31.2.1 Existing Cued Speech Transliterate System

There are a limited number of researches for an automated cued speech recognition system. Some of the earliest explorations into CS recognition were conducted using computer vision techniques. Aboutabit et al. [3] focused on the identification of vowels by merging CS hand positions and lips information. Hand position was conducted using the Gaussian classifier which took the 2D hand positions as input. The vowel recognition used the merged features of the lips and hand position, and obtained 77.6% identification correctness.

Given the success that hidden Markov models (HMM) have had in the field of automatic speech recognition, Heracleous et al. [4] used the context-independent HMM-GMMs to decode a set of isolated phonemes extracted from CS sentences, i.e., the temporal boundaries of each phoneme to be recognized in the video was given at the test stage. In fact, the audio-based temporal segmentation was used for the temporal alignments of the lips, hand position, and shape. The corpus was derived from a video recording of the CS speaker with blue colors on lips and hand pronouncing and coding a set of 262 French sentences. The experiments concerning the vowel, consonant, and phoneme recognitions were presented and obtain an accuracy of 78.9%.

In the previous work on CS recognition, the video images were recorded with artifices applied to the CS speaker before the recording (blue sticks on the lips, blue marks on the hand and forehead) in order to mark the pertinent information and make their further extraction easier.
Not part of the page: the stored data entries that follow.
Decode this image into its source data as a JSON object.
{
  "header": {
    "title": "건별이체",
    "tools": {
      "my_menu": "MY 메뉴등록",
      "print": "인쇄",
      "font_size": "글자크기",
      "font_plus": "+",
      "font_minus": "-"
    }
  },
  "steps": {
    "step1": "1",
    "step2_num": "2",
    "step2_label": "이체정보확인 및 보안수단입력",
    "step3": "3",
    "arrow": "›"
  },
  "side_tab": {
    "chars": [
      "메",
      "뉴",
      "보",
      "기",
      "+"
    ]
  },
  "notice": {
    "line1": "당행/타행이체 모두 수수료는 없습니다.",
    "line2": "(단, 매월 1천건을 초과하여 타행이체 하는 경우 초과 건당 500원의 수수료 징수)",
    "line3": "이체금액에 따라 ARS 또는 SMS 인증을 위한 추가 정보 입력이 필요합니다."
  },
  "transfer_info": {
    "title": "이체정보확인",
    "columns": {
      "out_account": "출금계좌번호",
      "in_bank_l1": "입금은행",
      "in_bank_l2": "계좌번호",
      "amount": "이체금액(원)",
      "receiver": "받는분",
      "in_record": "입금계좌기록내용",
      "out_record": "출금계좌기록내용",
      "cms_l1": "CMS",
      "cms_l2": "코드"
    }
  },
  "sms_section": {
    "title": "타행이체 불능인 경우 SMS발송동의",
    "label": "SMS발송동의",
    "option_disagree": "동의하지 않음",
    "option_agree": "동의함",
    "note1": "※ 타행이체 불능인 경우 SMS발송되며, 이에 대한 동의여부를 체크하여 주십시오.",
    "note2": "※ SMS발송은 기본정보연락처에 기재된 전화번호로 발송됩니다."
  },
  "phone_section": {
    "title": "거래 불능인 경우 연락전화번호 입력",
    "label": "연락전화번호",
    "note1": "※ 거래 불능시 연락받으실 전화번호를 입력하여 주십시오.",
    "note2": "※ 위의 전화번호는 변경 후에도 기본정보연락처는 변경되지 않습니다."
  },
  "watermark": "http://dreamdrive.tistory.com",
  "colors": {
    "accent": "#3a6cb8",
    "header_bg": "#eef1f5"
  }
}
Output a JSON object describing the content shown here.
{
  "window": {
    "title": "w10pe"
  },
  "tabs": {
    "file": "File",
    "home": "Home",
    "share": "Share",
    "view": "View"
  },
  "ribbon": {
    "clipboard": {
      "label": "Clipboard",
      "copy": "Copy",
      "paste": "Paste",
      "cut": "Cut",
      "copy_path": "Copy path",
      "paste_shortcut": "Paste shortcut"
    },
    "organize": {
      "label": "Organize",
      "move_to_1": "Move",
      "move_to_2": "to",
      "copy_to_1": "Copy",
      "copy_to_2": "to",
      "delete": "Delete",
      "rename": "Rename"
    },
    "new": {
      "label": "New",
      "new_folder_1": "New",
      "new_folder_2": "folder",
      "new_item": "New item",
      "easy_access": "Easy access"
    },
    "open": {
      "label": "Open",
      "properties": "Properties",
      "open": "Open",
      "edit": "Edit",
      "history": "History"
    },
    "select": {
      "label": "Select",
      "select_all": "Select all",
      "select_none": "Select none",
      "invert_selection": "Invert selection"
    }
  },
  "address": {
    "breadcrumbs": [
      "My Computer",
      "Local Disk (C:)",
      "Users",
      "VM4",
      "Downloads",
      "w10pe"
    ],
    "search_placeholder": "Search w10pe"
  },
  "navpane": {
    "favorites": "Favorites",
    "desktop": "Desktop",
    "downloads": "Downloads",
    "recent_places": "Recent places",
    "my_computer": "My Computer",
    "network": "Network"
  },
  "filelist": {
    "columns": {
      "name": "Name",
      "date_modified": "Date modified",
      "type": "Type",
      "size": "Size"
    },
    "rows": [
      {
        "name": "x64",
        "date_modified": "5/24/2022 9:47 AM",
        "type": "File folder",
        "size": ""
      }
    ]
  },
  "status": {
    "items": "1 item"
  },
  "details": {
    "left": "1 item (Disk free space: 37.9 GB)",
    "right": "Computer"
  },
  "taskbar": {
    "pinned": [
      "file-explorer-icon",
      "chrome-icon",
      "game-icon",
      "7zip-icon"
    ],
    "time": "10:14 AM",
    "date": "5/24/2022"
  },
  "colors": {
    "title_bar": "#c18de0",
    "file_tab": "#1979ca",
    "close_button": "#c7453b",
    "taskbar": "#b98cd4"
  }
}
However, recent researches are struggled to provide a robust and real-time solution that can adequately track handshapes against varying backgrounds and occlusions.

31.2.2 Depth Sensor Camera

Over the past decade, there has been significant exploration into using depth cameras such as Microsoft Kinect for tracking the hands gesture. The device itself features an RGB camera, a depth sensor, and a multi-array microphone and is capable of tracking the users’ body movement. Since Kinect is able to track the user's full body, it seems natural to build a framework for sign language recognition. Much of the work has focused on generalized hand tracking with a priority on real-time processing and arbitrary camera angles. Ahmed et al. [5] develop Deaftalk, a sign language interpreter using Microsoft’s Kinect depth camera that provides 84% accuracy detection.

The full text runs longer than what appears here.